We describe THIVLVC, a two-stage system for the EvaLatin 2026 Dependency Parsing task. Given a Latin sentence, we retrieve structurally similar entries from the CIRCSE treebank using sentence length and POS n-gram similarity, then prompt a large language model to refine the baseline parse from UDPipe using the retrieved examples and UD annotation guidelines.
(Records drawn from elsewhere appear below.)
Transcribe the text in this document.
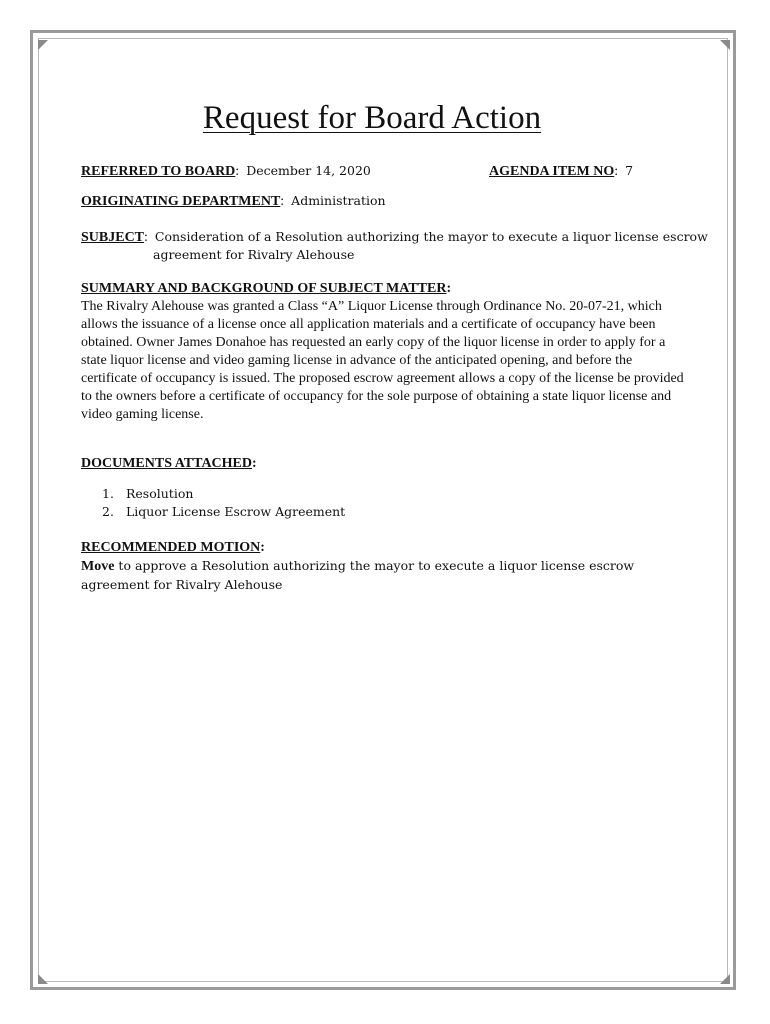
Request for Board Action
REFERRED TO BOARD: December 14, 2020	AGENDA ITEM NO: 7
ORIGINATING DEPARTMENT: Administration
SUBJECT: Consideration of a Resolution authorizing the mayor to execute a liquor license escrow
agreement for Rivalry Alehouse
SUMMARY AND BACKGROUND OF SUBJECT MATTER:
The Rivalry Alehouse was granted a Class “A” Liquor License through Ordinance No. 20-07-21, which allows the issuance of a license once all application materials and a certificate of occupancy have been obtained. Owner James Donahoe has requested an early copy of the liquor license in order to apply for a state liquor license and video gaming license in advance of the anticipated opening, and before the certificate of occupancy is issued. The proposed escrow agreement allows a copy of the license be provided to the owners before a certificate of occupancy for the sole purpose of obtaining a state liquor license and video gaming license.
DOCUMENTS ATTACHED:
1. Resolution
2. Liquor License Escrow Agreement
RECOMMENDED MOTION:
Move to approve a Resolution authorizing the mayor to execute a liquor license escrow agreement for Rivalry Alehouse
We submit two configurations: one without retrieval and one with retrieval (RAG). On poetry (Seneca), THIVLVC improves CLAS by +17 points over the UDPipe baseline; on prose (Thomas Aquinas), the gain is +1.5 CLAS. A double-blind error analysis of 300 divergences between our system and the gold standard reveals that, among unanimous annotator decisions, 53.3% favour THIVLVC, showing annotation inconsistencies both within and across treebanks.